6. Conclusions and future research
6.1. Conclusions
The obtained results seems promising and confirms that the proposed approach to obtain the PRM spots of a city is viable and that a unified model is the way to go but the disparity in referencing criteria for PRM spaces across cities compels the development of classification models accommodating diverse ground signage, hindering a unified model, as seen with the inclusion of Genova.
The proposed method exhibits inherent limitations stemming from its reliance on satellite imagery:
- Occlusions: Obstructions such as building shadows, parked vehicles within PRM spaces, and tree canopies frequently impede the detection of parking markings. While temporal image fusion during preprocessing can mitigate this issue by integrating multi-temporal views of the same location, complete elimination is challenging.

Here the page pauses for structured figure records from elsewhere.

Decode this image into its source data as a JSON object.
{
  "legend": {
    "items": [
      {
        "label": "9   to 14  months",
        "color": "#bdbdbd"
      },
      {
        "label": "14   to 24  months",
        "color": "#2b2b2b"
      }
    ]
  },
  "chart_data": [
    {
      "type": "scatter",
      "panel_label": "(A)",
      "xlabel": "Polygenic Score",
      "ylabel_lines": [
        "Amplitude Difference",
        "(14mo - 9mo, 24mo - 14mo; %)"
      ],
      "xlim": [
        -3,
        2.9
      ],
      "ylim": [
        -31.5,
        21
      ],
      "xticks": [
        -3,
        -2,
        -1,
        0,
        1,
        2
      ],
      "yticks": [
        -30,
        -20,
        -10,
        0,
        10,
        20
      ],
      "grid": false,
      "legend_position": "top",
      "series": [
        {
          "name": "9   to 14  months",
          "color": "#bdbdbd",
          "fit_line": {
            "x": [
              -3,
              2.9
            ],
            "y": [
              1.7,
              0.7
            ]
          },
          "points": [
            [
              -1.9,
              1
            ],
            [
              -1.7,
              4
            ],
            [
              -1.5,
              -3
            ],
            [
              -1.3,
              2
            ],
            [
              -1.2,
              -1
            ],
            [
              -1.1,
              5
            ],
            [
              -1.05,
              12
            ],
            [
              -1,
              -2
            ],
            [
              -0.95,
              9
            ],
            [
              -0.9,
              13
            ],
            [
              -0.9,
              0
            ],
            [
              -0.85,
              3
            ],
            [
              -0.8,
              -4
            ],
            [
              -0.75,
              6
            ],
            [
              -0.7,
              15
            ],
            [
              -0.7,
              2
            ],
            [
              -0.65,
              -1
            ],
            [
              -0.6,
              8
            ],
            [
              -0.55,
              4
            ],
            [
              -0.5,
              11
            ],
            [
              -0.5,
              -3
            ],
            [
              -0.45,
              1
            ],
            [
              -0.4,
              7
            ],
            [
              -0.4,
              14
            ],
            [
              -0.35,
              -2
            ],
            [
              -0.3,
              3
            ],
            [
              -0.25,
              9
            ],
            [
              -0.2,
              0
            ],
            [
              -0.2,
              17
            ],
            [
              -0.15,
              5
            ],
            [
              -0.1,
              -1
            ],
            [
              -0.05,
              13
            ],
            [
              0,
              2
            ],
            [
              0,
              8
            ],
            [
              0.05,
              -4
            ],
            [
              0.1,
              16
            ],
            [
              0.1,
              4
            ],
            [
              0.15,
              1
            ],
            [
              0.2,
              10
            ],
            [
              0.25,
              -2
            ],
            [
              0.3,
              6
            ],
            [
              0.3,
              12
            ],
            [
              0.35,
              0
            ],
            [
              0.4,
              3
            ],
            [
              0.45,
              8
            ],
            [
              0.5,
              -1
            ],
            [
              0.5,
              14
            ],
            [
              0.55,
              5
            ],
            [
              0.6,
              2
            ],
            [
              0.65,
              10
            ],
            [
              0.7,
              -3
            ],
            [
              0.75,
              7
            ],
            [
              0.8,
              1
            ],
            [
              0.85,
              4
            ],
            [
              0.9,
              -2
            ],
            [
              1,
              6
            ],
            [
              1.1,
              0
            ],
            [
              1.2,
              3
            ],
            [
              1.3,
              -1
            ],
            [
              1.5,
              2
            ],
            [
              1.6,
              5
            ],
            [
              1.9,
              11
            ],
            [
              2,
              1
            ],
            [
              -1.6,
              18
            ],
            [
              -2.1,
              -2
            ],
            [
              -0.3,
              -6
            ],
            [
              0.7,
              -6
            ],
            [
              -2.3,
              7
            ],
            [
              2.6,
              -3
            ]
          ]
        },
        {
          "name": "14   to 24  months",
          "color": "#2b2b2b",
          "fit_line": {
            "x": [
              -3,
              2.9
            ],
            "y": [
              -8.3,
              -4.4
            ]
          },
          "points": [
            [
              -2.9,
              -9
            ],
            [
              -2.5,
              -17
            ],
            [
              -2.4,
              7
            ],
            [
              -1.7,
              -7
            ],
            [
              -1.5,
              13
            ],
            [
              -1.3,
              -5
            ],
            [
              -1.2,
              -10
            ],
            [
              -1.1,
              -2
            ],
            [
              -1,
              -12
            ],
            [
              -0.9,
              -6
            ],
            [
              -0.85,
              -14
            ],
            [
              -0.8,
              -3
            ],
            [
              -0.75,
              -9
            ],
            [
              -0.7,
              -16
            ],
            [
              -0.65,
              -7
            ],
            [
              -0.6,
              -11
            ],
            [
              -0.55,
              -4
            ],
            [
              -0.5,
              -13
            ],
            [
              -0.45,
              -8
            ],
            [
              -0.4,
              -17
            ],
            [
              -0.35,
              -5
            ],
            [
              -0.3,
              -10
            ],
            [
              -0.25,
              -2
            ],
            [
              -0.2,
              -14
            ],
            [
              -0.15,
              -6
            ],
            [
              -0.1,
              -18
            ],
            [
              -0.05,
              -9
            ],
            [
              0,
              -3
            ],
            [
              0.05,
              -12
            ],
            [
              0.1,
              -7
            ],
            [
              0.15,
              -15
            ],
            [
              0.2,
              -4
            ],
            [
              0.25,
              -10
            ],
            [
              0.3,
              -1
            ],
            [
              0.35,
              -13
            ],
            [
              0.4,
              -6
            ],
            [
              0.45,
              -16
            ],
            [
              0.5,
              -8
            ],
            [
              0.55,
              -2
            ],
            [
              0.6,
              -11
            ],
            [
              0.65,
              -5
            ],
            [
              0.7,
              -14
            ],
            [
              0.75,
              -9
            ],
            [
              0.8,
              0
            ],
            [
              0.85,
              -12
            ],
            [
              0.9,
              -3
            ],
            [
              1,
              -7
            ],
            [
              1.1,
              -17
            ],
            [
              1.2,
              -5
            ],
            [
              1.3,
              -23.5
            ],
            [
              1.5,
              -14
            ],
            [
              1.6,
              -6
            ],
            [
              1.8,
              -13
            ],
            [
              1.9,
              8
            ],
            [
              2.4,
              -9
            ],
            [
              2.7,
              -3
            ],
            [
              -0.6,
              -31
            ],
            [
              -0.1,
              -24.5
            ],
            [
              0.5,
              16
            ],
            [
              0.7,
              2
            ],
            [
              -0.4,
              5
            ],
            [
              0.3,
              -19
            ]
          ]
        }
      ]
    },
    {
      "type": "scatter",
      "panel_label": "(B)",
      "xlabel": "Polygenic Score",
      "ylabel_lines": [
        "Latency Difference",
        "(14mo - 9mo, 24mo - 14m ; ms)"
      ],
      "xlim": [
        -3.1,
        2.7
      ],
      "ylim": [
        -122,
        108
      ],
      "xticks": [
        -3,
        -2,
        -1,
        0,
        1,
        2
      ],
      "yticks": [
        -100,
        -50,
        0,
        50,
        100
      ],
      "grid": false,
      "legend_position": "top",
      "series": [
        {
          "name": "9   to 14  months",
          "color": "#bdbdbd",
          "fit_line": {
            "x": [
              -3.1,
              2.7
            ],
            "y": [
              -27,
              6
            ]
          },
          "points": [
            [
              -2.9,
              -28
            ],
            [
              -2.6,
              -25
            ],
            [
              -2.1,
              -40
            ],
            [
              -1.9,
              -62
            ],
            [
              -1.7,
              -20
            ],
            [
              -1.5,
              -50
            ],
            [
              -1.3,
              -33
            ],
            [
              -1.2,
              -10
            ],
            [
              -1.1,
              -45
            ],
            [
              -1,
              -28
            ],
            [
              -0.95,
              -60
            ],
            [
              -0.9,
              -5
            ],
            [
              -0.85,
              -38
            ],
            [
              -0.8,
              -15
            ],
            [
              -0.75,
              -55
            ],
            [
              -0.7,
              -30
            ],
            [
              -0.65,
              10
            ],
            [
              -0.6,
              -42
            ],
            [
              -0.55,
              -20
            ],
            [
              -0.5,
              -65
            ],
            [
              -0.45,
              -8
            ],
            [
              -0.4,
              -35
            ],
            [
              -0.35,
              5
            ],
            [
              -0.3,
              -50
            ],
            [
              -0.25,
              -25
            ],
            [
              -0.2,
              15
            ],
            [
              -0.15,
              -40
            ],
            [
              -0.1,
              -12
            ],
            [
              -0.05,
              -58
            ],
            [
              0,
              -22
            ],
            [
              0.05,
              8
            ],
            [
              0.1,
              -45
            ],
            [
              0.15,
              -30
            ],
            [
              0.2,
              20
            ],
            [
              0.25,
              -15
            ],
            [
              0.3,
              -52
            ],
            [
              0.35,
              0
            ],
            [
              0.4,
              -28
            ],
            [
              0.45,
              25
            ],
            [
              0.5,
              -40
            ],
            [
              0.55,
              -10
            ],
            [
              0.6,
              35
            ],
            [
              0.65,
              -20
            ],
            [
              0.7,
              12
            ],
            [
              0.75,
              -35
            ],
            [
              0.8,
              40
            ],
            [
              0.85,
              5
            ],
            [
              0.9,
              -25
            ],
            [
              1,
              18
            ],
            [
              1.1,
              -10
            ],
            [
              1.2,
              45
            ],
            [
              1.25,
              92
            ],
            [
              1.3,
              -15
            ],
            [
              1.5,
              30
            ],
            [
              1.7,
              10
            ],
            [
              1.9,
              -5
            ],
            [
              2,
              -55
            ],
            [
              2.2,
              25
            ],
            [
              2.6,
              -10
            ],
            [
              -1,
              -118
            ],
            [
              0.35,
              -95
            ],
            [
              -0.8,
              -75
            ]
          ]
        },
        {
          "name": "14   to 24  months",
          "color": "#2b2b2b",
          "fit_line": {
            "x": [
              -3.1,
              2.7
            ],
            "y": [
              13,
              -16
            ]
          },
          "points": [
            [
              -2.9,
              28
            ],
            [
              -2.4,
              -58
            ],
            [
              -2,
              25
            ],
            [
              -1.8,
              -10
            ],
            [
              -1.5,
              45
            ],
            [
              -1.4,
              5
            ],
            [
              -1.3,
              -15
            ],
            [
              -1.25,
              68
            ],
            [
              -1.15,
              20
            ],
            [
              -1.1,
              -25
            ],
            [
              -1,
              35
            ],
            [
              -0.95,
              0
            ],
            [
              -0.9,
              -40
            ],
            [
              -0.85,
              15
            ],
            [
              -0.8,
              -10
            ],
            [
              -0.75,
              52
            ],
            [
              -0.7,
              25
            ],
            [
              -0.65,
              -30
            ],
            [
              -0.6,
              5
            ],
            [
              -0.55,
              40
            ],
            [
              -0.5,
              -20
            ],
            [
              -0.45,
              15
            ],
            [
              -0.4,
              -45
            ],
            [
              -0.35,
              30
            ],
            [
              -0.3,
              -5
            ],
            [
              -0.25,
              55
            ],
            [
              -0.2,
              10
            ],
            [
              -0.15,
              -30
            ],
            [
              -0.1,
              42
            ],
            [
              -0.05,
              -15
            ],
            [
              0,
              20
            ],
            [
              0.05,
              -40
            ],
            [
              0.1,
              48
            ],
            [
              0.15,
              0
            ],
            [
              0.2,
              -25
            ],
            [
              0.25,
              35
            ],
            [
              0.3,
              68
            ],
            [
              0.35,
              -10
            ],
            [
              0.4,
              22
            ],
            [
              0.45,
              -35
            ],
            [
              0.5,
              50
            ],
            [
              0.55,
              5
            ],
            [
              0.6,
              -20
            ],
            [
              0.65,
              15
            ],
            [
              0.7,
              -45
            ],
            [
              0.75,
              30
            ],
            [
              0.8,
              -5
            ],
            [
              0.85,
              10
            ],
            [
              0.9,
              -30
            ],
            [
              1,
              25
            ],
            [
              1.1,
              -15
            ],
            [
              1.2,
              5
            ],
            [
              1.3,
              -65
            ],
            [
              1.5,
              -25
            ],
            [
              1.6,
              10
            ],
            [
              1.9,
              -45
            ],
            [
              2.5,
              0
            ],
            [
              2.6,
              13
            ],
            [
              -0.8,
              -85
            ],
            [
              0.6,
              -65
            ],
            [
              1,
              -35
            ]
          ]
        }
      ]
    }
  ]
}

- Restriction of use: The inherent perspective of overhead imagery precludes the acquisition of information regarding usage restrictions for PRM spaces, which is typically conveyed through vertical signage at street level.
- False Positives: Despite the system high reliability, the heterogeneity of ground markings and visual similarity between semantically distinct signs (e.g., V-15 and bicycle lane markings) contribute to false positive detections. Increasing the volume of training data is expected to reduce the occurrence of such errors.
6.2. Future work
While the research questions from Section 1 have been answered, the system has limitations in determining usage restrictions and detecting occluded PRM spots, indicating unfulfilled goals. Future work should explore street-level panoramas, which could provide information from vertical signs and mitigate occlusions.